Fazit: Das sind alles Stressbelastungen, die Sie am stressfreien Leben hindern!

Das bedeutet, dass die Stressbelastungen immens zunehmen und Krankheiten daraus wachsen können, wenn wir die Symptome nicht rechtzeitig erkennen und ernst nehmen: Depressionen, Kopfschmerzen, Rücken- und Nackenprobleme, Magenprobleme, schlaflose Nächte u. v. m. sind oft die ersten Warnzeichen.

Die Lösung, um Stress zu vermeiden kann nur sein, dass die Betroffenen rechtzeitig zu einem bewussten Lebensrhythmus finden, der eine ausgewogene Lebensführung umfasst, nämlich Ausgewogenheit und persönliche Balance, viele nennen das heute auch work-life-balance.

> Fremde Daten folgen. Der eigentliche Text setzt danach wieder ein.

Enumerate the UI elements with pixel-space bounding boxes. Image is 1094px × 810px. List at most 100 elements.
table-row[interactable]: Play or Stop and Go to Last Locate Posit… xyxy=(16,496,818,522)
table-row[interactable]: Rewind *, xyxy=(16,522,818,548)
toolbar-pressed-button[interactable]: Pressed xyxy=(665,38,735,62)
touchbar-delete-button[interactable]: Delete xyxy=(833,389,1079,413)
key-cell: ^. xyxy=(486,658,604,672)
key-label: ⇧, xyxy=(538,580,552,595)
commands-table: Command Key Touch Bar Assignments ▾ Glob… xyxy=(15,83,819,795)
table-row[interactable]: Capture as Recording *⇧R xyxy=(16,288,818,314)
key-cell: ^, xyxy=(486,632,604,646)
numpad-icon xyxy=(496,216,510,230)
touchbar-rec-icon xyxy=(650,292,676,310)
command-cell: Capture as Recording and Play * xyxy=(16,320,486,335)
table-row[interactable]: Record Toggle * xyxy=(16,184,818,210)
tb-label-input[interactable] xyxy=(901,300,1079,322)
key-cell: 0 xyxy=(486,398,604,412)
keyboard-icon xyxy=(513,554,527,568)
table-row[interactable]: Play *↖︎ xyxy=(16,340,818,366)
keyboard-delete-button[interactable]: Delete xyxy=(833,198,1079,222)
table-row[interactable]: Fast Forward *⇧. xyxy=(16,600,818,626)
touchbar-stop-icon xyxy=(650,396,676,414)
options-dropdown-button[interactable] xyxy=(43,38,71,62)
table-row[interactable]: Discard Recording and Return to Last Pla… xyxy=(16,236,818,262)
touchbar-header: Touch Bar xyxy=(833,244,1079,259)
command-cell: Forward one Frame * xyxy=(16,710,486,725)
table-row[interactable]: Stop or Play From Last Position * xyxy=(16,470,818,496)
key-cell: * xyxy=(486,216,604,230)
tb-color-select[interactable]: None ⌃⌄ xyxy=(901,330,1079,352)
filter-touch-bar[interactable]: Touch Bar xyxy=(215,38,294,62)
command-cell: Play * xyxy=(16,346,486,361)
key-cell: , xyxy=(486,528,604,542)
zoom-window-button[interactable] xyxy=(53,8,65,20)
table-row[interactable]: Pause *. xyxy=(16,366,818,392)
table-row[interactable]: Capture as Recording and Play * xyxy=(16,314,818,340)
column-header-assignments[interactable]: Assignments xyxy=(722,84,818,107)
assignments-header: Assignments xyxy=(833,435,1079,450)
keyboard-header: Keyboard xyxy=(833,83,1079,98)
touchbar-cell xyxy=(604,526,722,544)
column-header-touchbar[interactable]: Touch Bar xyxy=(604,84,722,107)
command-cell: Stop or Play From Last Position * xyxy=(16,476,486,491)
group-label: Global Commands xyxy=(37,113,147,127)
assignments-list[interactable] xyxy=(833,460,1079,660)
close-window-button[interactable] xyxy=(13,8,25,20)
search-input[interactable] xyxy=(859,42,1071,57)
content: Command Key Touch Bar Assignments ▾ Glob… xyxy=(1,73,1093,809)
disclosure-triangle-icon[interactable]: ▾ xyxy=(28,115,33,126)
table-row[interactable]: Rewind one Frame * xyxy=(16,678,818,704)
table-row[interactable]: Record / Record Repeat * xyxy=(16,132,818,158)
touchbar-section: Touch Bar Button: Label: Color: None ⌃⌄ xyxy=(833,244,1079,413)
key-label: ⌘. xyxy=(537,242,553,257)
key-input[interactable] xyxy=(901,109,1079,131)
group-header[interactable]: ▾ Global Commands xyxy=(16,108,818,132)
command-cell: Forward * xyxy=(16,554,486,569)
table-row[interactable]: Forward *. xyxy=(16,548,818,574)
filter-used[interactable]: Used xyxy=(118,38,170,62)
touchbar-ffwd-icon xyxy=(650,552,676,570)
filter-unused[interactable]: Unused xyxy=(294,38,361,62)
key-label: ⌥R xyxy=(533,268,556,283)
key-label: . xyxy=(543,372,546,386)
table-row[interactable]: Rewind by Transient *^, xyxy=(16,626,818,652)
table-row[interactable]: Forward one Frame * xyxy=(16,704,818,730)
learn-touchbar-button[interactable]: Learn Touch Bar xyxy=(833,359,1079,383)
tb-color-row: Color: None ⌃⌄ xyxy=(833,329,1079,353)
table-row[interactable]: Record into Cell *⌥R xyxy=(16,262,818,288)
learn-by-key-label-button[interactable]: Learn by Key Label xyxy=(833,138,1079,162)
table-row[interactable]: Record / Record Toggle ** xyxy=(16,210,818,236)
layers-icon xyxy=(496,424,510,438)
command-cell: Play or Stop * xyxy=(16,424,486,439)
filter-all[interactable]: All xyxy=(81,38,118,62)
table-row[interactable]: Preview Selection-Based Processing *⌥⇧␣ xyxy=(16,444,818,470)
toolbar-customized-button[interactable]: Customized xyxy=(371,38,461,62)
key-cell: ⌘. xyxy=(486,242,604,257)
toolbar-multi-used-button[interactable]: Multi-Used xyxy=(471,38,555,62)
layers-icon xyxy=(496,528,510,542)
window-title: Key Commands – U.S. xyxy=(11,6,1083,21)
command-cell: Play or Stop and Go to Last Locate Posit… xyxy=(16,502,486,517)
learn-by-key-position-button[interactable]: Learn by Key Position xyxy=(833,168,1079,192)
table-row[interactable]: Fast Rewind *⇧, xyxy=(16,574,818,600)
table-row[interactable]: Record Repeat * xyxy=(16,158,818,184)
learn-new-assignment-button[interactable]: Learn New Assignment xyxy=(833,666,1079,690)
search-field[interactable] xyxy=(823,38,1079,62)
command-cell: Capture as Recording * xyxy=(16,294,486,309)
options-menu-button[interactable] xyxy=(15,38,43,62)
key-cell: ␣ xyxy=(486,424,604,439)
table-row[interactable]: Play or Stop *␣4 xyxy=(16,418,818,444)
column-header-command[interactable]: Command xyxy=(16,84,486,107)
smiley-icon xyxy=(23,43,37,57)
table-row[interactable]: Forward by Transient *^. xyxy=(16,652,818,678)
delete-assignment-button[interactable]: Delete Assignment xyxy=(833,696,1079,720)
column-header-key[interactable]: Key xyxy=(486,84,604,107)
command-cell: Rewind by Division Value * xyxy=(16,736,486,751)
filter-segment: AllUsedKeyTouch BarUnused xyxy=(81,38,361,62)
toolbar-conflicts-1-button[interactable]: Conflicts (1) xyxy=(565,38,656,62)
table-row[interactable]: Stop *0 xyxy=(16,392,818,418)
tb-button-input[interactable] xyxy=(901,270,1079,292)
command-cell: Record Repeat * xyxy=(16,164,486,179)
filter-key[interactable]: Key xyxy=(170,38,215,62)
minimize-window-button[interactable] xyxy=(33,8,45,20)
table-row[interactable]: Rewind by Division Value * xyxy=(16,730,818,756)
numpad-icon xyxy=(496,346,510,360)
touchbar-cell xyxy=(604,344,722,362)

Das alles beginnt mit den eigenen Gedanken und Überlegungen, sich nämlich erst einmal bewusst zu werden, was mit einem passiert und dem Willen, etwas verändern zu wollen. Das Leben ist ein Produkt unserer Gedanken. Alles im Leben beginnt mit Gedanken. Unsere Gedanken sorgen für Wohlbefinden oder Unwohlsein.

Alles beginnt im Kopf!

„Alles beginnt im Kopf“ bedeutet ganz konkret, dass Sie nichts tun oder lassen, ohne dass vorher ein Gedanke in Ihrem Kopf war. Erst ist der Gedanke, dann folgt die Tat. Daraus folgert, dass Sie mit Ihren Gedanken auch Ihre Taten und Ergebnisse beeinflussen werden. Positiv wie negativ.

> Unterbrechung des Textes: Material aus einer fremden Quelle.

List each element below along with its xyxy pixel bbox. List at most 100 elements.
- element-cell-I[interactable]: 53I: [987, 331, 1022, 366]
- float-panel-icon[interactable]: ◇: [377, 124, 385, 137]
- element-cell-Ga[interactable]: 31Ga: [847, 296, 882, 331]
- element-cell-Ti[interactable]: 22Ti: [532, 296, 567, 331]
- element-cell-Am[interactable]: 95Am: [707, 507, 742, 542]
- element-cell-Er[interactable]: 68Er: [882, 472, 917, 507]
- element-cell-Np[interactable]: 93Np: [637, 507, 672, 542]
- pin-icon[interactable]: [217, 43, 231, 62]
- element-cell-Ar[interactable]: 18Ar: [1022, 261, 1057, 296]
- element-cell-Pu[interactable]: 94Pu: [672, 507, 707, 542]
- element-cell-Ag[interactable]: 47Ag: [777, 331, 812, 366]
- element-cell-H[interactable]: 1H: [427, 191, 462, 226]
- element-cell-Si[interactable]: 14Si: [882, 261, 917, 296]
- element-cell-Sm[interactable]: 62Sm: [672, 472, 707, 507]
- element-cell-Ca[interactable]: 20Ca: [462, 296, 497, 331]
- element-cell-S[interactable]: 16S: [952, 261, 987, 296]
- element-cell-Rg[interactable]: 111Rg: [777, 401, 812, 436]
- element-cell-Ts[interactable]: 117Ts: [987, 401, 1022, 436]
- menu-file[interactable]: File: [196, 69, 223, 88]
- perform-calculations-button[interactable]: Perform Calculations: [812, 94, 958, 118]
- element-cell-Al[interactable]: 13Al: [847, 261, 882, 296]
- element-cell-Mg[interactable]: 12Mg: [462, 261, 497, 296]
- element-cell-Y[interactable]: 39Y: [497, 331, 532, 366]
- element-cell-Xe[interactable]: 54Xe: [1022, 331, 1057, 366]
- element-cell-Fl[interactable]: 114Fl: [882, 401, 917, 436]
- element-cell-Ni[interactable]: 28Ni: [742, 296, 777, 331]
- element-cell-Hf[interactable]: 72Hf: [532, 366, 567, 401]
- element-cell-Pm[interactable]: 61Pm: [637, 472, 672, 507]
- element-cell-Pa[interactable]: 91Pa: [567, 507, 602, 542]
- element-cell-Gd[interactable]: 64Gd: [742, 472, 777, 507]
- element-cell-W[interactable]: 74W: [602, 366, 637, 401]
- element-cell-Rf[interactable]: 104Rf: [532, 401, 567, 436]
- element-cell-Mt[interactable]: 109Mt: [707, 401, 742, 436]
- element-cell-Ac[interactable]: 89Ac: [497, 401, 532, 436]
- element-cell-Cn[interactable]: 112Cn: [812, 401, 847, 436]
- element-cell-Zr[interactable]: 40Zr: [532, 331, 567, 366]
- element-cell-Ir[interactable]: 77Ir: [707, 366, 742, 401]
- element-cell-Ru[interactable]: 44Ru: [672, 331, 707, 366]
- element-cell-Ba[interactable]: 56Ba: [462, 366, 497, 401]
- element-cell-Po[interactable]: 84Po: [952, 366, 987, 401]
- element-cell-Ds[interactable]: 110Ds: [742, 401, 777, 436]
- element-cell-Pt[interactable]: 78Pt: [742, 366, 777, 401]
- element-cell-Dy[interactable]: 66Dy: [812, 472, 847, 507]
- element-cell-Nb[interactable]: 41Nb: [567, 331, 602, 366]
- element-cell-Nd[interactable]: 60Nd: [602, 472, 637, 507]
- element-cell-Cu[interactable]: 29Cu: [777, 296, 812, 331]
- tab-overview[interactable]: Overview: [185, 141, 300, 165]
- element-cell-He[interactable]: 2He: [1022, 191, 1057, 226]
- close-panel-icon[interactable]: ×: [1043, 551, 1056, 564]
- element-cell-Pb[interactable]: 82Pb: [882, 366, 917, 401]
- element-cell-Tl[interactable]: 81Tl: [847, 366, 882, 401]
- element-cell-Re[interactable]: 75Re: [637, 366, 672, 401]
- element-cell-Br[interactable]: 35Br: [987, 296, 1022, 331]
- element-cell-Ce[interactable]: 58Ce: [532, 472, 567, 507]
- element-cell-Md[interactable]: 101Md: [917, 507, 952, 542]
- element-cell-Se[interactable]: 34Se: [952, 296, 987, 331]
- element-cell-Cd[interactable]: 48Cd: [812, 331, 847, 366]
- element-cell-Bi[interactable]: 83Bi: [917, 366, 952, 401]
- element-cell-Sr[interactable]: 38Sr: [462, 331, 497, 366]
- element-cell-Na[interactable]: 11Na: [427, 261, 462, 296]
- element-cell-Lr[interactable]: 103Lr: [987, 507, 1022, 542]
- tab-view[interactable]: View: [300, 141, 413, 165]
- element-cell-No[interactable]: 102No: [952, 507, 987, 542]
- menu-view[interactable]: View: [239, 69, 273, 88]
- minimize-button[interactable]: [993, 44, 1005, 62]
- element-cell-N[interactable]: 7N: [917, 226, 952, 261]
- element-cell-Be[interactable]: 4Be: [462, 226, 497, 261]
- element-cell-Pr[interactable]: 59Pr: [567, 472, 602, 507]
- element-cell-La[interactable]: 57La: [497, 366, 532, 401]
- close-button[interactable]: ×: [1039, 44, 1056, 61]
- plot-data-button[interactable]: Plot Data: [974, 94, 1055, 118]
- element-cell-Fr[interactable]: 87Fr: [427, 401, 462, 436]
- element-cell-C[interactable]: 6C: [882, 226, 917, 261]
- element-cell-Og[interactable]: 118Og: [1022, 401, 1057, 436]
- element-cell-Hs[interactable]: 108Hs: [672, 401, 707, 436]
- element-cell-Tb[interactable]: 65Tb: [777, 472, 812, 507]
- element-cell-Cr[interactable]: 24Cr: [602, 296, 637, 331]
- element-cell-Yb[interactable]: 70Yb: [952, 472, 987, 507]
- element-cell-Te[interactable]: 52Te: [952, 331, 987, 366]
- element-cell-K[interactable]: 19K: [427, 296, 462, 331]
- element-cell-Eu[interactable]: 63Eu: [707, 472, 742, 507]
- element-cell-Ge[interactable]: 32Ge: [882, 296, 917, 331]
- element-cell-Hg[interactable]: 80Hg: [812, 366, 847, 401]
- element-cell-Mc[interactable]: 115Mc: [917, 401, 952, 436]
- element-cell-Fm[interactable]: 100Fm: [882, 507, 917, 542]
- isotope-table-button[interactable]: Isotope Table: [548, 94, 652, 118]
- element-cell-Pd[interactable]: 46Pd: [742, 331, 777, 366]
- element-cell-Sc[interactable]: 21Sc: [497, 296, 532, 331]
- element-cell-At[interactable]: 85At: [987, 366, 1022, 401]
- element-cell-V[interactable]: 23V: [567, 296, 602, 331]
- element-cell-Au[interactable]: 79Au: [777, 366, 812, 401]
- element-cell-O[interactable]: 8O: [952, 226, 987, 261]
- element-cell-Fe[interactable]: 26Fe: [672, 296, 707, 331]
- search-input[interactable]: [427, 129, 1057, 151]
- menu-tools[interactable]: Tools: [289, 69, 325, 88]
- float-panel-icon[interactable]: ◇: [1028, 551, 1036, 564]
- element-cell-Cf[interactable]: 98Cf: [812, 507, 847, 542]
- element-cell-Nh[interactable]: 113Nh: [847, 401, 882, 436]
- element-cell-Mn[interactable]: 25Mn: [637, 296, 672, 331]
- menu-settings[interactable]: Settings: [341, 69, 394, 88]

Damit ist Ihr Leben ein Produkt Ihrer Gedanken:

  • Ihre Gedanken sind Ausdruck Ihrer Grundhaltung, Optimist oder Pessimist oder dazwischen
  • Ihre Gedanken sorgen für Wohlbefinden oder Unwohlsein
  • Ihre Gedanken machen Sie zum Gewinner oder Verlierer
  • Durch Ihre Gedanken sind Sie froh gelaunt oder depressiv
  • Ihre Gedanken unterstützen Sie beim Erfolg oder sorgen für Erfolglosigkeit

So bestimmen Sie Ihr Leben und den Verlauf selbst durch Ihre Gedanken und legen damit die Basis für Ihre persönliche work-life-balance oder weniger Stress im Beruf und im Privatleben.

Bestimmen Sie Ihren Erfolg für Ihr work-life-balance selbst!

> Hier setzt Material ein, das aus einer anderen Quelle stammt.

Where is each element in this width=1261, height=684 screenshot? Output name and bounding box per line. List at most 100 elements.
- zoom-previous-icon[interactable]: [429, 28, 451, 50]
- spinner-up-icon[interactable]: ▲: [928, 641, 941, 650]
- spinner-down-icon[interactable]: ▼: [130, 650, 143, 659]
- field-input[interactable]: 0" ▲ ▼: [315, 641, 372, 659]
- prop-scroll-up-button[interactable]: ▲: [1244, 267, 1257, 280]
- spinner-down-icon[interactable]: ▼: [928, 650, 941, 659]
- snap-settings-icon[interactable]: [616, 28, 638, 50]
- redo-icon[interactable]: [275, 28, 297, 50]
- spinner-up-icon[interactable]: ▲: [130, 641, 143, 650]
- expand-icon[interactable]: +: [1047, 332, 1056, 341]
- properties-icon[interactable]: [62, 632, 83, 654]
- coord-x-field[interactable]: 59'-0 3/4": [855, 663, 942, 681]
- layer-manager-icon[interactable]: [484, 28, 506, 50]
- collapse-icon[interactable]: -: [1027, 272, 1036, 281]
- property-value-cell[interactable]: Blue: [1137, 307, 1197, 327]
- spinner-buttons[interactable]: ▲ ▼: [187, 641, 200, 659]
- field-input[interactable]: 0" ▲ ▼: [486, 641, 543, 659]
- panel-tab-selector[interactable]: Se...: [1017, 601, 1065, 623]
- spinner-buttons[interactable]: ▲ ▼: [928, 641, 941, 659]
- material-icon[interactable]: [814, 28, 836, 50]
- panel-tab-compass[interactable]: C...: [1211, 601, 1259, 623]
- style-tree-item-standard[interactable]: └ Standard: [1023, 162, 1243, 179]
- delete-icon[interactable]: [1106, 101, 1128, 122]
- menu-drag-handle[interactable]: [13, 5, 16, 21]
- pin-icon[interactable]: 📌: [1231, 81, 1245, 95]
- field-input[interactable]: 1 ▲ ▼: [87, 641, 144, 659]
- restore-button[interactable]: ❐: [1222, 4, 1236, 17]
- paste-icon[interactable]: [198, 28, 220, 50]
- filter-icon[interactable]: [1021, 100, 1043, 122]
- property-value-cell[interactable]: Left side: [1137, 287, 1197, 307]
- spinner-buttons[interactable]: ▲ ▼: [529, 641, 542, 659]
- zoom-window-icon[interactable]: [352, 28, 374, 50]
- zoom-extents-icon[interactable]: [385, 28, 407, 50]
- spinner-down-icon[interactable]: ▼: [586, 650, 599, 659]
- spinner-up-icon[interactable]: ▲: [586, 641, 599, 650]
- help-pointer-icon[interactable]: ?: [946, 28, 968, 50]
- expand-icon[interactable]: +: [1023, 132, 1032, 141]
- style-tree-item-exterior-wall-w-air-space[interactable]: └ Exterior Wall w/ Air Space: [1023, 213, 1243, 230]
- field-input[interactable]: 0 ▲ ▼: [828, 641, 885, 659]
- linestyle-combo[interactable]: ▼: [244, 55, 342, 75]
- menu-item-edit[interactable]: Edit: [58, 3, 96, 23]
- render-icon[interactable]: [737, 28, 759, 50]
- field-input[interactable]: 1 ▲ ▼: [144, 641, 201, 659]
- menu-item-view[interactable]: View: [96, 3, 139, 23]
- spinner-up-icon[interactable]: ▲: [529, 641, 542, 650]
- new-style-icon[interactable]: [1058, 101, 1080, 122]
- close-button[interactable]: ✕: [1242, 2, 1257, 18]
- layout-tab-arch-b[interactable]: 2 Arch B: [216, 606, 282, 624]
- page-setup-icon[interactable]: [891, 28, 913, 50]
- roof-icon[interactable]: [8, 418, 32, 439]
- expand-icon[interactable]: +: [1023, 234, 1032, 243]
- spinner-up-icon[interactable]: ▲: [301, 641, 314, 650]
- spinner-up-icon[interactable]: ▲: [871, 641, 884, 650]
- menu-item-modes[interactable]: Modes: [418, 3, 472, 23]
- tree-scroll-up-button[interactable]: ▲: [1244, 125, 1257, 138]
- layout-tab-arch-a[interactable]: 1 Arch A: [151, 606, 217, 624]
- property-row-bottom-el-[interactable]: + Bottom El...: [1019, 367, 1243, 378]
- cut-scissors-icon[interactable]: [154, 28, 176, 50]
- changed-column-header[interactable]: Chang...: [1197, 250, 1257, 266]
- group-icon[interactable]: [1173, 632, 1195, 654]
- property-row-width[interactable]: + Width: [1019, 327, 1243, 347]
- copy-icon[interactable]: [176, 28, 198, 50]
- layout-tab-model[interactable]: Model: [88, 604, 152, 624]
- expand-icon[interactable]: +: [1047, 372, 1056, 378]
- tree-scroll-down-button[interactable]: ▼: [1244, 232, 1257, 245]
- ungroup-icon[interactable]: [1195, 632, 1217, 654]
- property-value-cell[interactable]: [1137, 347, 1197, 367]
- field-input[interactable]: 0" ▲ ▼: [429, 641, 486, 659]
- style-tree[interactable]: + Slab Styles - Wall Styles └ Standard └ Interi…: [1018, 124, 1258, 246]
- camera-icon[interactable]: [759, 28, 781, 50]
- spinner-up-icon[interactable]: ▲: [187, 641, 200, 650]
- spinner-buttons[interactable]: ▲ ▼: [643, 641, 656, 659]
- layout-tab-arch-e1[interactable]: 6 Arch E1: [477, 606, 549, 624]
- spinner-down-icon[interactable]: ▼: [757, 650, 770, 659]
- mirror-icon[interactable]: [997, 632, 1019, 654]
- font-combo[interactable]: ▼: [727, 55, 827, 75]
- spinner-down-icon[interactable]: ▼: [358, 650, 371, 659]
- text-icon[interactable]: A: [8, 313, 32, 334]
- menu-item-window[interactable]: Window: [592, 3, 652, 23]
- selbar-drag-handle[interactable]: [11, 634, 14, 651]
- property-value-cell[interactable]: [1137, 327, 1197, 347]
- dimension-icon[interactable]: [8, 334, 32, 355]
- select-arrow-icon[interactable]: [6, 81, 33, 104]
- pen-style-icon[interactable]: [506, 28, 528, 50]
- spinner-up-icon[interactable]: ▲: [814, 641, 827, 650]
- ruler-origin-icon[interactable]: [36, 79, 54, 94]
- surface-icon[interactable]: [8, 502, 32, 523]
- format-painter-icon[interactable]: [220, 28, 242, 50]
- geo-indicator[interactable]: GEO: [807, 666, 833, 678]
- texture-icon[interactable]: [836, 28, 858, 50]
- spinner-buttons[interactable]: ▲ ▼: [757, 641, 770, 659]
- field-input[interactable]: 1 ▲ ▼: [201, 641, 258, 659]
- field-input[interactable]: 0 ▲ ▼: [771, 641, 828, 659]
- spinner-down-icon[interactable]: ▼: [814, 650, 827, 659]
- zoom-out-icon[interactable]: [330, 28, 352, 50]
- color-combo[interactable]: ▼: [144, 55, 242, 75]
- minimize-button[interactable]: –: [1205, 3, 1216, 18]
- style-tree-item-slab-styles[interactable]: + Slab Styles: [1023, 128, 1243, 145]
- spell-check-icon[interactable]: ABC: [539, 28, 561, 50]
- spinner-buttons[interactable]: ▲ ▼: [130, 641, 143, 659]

Alleine die Gedanken sind es allerdings nicht, mit denen Sie Ihre work-life-balance erreichen.

Es sind 3 Faktoren, die immer zusammenwirken müssen:

Faktor 1

ist, das Richtige zu denken, also positive Gedanken zu produzieren: „Ich werde meine persönliche work-life-balance erreichen!“

Faktor 2

ist, die bildhafte Vorstellung, die aus dem Gedanken entspringt. Es ist landläufig gesprochen das Bild, das Sie vor Ihrem geistigen Auge haben, wenn sich der Gedanke verwirklicht hat. Dieses ist dann meistens der Antrieb zum Handeln. Das geistige Bild könnte z.B. ein, wie Sie körperlich fit und ausgeglichen mit Freude zur Arbeit gehen, abends pünktlich nach Hause kommen und mit den Kindern spielen, also neben der Arbeit noch genügend Zeit für Ihre Familie und Freizeit haben. Und wenn die Kinder im Bett liegen, genießen Sie gemütlich mit Ihrer Frau / oder Mann ein Glas Rotwein.

Faktor 3

ist das Handeln. Ohne Ihr eigenes Handeln passiert gar nichts und alles bleibt so, wie es ist oder verschlechtert sich sogar. Wenn Sie Ihren persönlichen Maßnahmenplan für Ihr work-life-balance erarbeitet haben und wissen, was jetzt Schritt für Schritt zu tun ist, dann sollten Sie ohne Verzögerung sofort mit dem ersten Schritt starten.

Zusammengefasst bedeutet das für Sie:

Positives Denken, die bildhafte Vorstellung vor Ihrem geistigen Auge und aktives Handeln wirken immer zusammen. So beeinflussen Sie selbst Ihren Erfolg und Ihr Leben und damit das Erreichen Ihrer Ziele sowie Ihr work-life-balance.